Eleições 2026
TRE-AL multa TDL em R$ 53 mil e considera pesquisa irregular
Justiça Eleitoral concluiu que instituto não comprovou a contratação nem o pagamento do levantamento registrado
O Tribunal Regional Eleitoral de Alagoas (TRE-AL) julgou parcialmente procedente a representação ajuizada pelo MDB de Alagoas e declarou irregular o registro da pesquisa eleitoral nº AL-04608/2026, realizada pelo Grupo de Pesquisa São Judas Tadeu Ltda. (TDL Pesquisa).

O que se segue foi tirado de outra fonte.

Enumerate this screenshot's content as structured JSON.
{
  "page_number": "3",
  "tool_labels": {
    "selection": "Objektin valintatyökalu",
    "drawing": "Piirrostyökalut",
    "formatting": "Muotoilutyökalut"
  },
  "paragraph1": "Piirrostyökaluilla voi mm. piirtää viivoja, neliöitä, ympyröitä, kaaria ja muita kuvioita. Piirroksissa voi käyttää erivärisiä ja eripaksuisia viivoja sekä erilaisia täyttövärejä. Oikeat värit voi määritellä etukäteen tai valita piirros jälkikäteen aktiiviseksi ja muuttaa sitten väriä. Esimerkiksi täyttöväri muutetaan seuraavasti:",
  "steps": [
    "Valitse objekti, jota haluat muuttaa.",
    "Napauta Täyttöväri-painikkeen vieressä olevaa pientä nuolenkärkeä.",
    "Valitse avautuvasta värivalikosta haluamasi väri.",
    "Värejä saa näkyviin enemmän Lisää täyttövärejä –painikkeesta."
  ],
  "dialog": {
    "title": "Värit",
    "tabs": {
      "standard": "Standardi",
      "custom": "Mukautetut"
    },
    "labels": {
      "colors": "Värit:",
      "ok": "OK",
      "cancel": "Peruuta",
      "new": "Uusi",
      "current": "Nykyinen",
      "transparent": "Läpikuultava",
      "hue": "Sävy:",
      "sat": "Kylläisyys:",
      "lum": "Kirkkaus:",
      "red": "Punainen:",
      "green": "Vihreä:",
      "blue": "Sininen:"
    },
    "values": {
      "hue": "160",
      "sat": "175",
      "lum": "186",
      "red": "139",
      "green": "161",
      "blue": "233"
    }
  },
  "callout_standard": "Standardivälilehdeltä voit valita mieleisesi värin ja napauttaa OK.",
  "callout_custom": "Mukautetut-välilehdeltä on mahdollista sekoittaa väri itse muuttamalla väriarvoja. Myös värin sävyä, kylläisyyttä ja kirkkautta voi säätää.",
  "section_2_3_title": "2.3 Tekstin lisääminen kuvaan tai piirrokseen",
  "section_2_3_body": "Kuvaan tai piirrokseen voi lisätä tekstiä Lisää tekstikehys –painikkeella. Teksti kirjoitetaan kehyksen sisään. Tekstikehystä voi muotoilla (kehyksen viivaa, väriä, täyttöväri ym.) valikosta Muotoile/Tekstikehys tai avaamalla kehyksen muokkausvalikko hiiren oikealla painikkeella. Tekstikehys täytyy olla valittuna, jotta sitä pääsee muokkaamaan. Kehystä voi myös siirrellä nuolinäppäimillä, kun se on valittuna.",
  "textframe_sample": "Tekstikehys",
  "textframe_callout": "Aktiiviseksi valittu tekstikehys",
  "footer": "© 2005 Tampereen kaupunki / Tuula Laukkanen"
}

Na decisão, o juiz auxiliar da propaganda, desembargador eleitoral Leo Dennisson Bezerra de Almeida, determinou que o levantamento seja considerado, para efeitos legais, como uma pesquisa não registrada, proibiu novas divulgações dos resultados pelo instituto e aplicou multa de R$ 53.205, valor correspondente ao mínimo previsto na legislação eleitoral.
A ação foi proposta pelo MDB, que inicialmente questionou aspectos técnicos da pesquisa, como a ponderação da renda dos entrevistados, a fonte dos dados do IBGE utilizada e a delimitação geográfica da amostra. No decorrer do processo, porém, a empresa R B Dantas Ltda., indicada no registro oficial como contratante e responsável pelo pagamento da pesquisa, negou ter encomendado o levantamento, autorizado a emissão da nota fiscal ou realizado qualquer pagamento.
Na sentença, o magistrado afastou os questionamentos relacionados à metodologia da pesquisa, por entender que eles não eram suficientes para invalidar o levantamento. O Ministério Público Eleitoral também manifestou entendimento de que esses pontos, isoladamente, não justificavam a procedência da ação.
Segundo a decisão, o instituto não conseguiu comprovar documentalmente que a empresa registrada na Justiça Eleitoral contratou e pagou pela pesquisa. Embora tenha alegado posteriormente que assumiria os custos com recursos próprios, a Justiça entendeu que essa alteração não corrige as informações originalmente registradas no sistema PesqEle.
Para o juiz, a ausência de contrato específico, autorização para emissão da nota fiscal e comprovante de pagamento compromete a transparência exigida pela legislação eleitoral e impede a fiscalização sobre o financiamento da pesquisa. A decisão ressalta que não houve declaração de fraude penal nem conclusão sobre eventual dolo ou falsidade documental, mas reconheceu irregularidade suficiente para invalidar o registro.
Além da multa e da proibição de novas divulgações do levantamento pela TDL Pesquisa, o magistrado determinou o envio de cópia dos autos ao Ministério Público Eleitoral para que o órgão avalie a adoção das medidas cabíveis em relação à contratação, ao financiamento da pesquisa e à emissão da Nota Fiscal de Serviço Eletrônica nº 68.